Restricted free agency is gross and should be abolished
Fake freedom, a recipe of ill will. What wants it?
Good morning. Let’s basketball.
Surrender of Lord Cornwallis, John Trumbull, 1820
Well that was quite a turn of events. Deandre Ayton signed a maximum value offer sheet with the Indiana Pacers on Thursday afternoon, foreclosing on the possibility of sign-and-trade deals setting up the Phoenix Suns’ pursuit of Kevin Durant. And as soon as the Suns received the signed offer sheet from Ayton and the Pacers — apparently within minutes — the Suns matched. Ayton will be with the Suns for at least the 2022-23 season, and he’s under contract for four years with total compensation at $133 million. No option years, no trade ticket: a straight max four-year deal. A boon, frankly, to the Suns.
Except there is clearly bad blood between Ayton and the franchise over the fact that they would not give him a max extension before the 2021-22 season despite his enormous role in helping the Suns to within two wins of a championship. They would not give him a max offer sheet even this summer, when it was clear that despite few teams having any cap space someone would absolutely create a max slot for the 23-year-old two-way big man. They wouldn’t do it despite being so apparently close to winning the franchise’s first NBA championship ever, with Chris Paul surely nearing the end of his illustrious career.

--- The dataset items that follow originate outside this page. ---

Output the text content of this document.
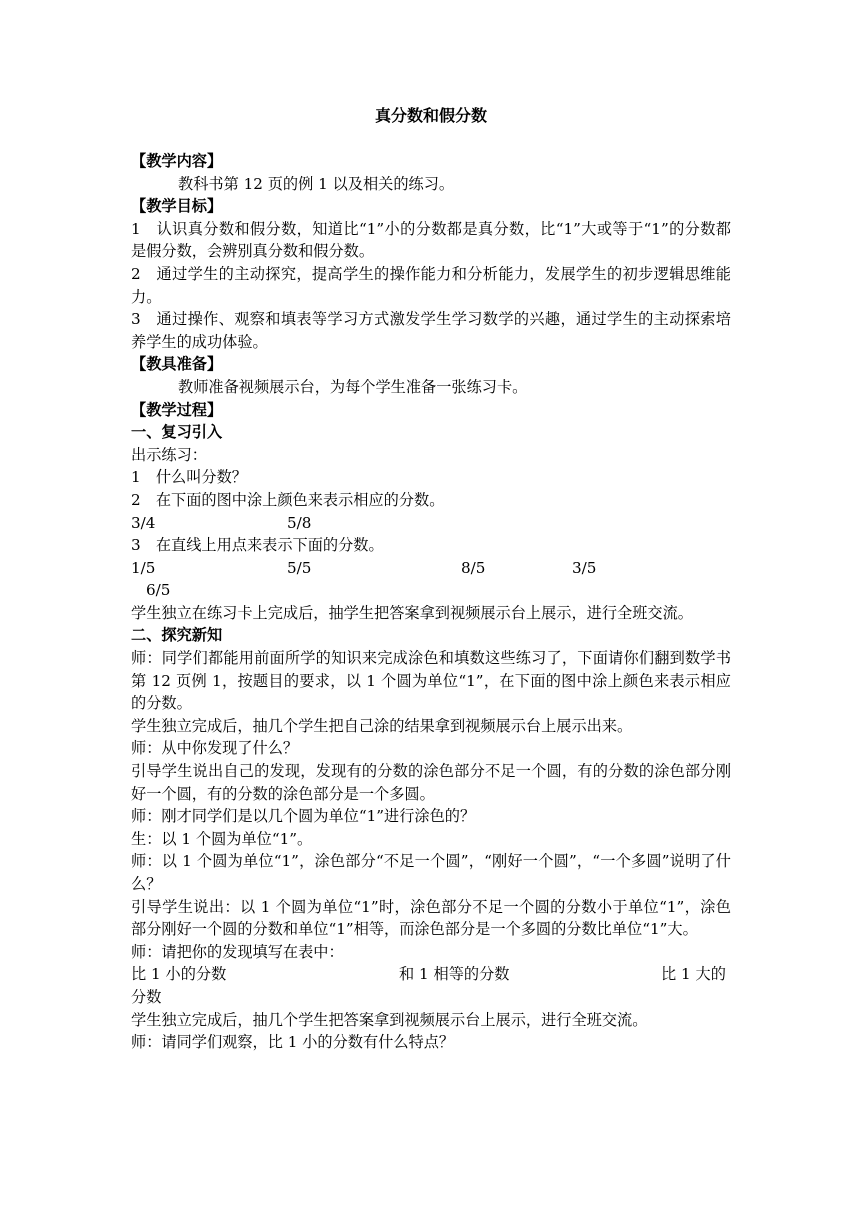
真分数和假分数
【教学内容】
教科书第 12 页的例 1 以及相关的练习。
【教学目标】
1　认识真分数和假分数，知道比“1”小的分数都是真分数，比“1”大或等于“1”的分数都是假分数，会辨别真分数和假分数。
2　通过学生的主动探究，提高学生的操作能力和分析能力，发展学生的初步逻辑思维能力。
3　通过操作、观察和填表等学习方式激发学生学习数学的兴趣，通过学生的主动探索培养学生的成功体验。
【教具准备】
教师准备视频展示台，为每个学生准备一张练习卡。
【教学过程】
一、复习引入
出示练习：
1　什么叫分数？
2　在下面的图中涂上颜色来表示相应的分数。
3/4	5/8
3　在直线上用点来表示下面的分数。
1/5	5/5	8/5	3/5
6/5
学生独立在练习卡上完成后，抽学生把答案拿到视频展示台上展示，进行全班交流。
二、探究新知
师：同学们都能用前面所学的知识来完成涂色和填数这些练习了，下面请你们翻到数学书第 12 页例 1，按题目的要求，以 1 个圆为单位“1”，在下面的图中涂上颜色来表示相应的分数。
学生独立完成后，抽几个学生把自己涂的结果拿到视频展示台上展示出来。
师：从中你发现了什么？
引导学生说出自己的发现，发现有的分数的涂色部分不足一个圆，有的分数的涂色部分刚好一个圆，有的分数的涂色部分是一个多圆。
师：刚才同学们是以几个圆为单位“1”进行涂色的？
生：以 1 个圆为单位“1”。
师：以 1 个圆为单位“1”，涂色部分“不足一个圆”，“刚好一个圆”，“一个多圆”说明了什么？
引导学生说出：以 1 个圆为单位“1”时，涂色部分不足一个圆的分数小于单位“1”，涂色部分刚好一个圆的分数和单位“1”相等，而涂色部分是一个多圆的分数比单位“1”大。
师：请把你的发现填写在表中：
比 1 小的分数	和 1 相等的分数	比 1 大的
分数
学生独立完成后，抽几个学生把答案拿到视频展示台上展示，进行全班交流。
师：请同学们观察，比 1 小的分数有什么特点？
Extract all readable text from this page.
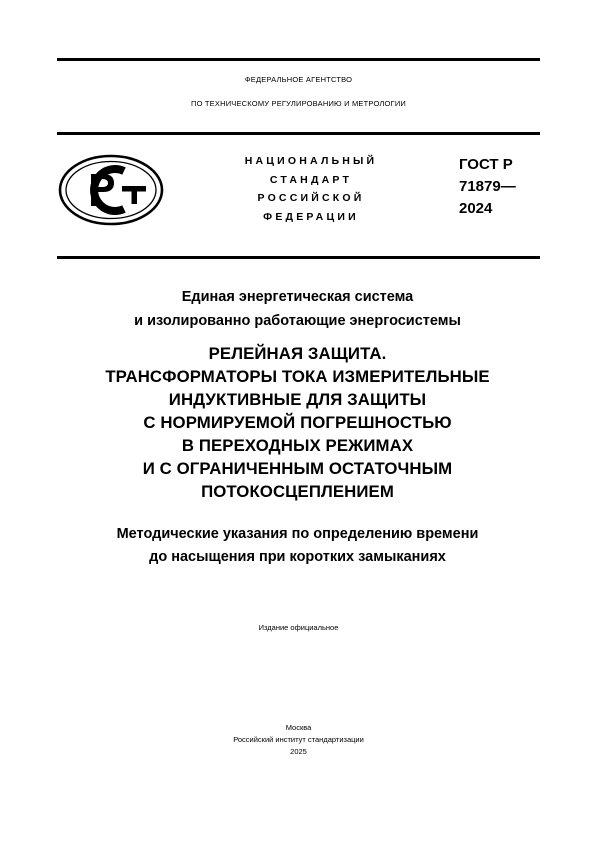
ФЕДЕРАЛЬНОЕ АГЕНТСТВО
ПО ТЕХНИЧЕСКОМУ РЕГУЛИРОВАНИЮ И МЕТРОЛОГИИ
НАЦИОНАЛЬНЫЙ
СТАНДАРТ
РОССИЙСКОЙ
ФЕДЕРАЦИИ
ГОСТ Р
71879—
2024
Единая энергетическая система
и изолированно работающие энергосистемы
РЕЛЕЙНАЯ ЗАЩИТА.
ТРАНСФОРМАТОРЫ ТОКА ИЗМЕРИТЕЛЬНЫЕ
ИНДУКТИВНЫЕ ДЛЯ ЗАЩИТЫ
С НОРМИРУЕМОЙ ПОГРЕШНОСТЬЮ
В ПЕРЕХОДНЫХ РЕЖИМАХ
И С ОГРАНИЧЕННЫМ ОСТАТОЧНЫМ
ПОТОКОСЦЕПЛЕНИЕМ
Методические указания по определению времени
до насыщения при коротких замыканиях
Издание официальное
Москва
Российский институт стандартизации
2025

The contract situation bled into Phoenix’s season, which ended with a thud in Game 7 of their Western semifinals series against the Dallas Mavericks, who have the superstar the Suns passed up to take Ayton in 2018. By the end of that series, Ayton apparently had a confrontation with coach Monty Williams. Indications are that Ayton has been mad for almost a year over the contract situation, and this turn of events is only going to make him even more angry.
I’m not hear to weep for Ayton, necessarily. He’s getting his money one way or another, and I presume his attitude must have been particularly off-putting to upset Saint Monty. But even if you’re skeptical of Ayton here, can’t you at least admit that this whole process for aggrieved young players to try to switch teams after spending four professional years in one spot is pretty sick and wrong?
Full disclaimer: I’m for abolishing the NBA draft. I think adults should be able to decide where they work, so long as the employer they choose will have them. I think the draft rewards incompetence and creates cycles of losing and despair among some franchises. I think solving the issue of integrating amateur players into the league via free agency is a much better option. I think the draft is never dying.
Restricted free agency is just an extension of what makes the draft bad. So you’ve taken a young player, you’ve forced him to join a team in a place that is not of his choosing. After four years there, you give him an opportunity to seek employment elsewhere in the league. But if he finds a situation he prefers, the incumbent team has the right to simply match whatever contract offer he signs from the new team, keeping him there another 3-4 years.
This is basically a modern reserve clause simply limited to seven years: you can only sign with the team that drafts you on 4-year prescribed value contracts, and when you try to leave they can reel you back in for a minimum of three additional years. Seven years, longer than most NBA players’ careers.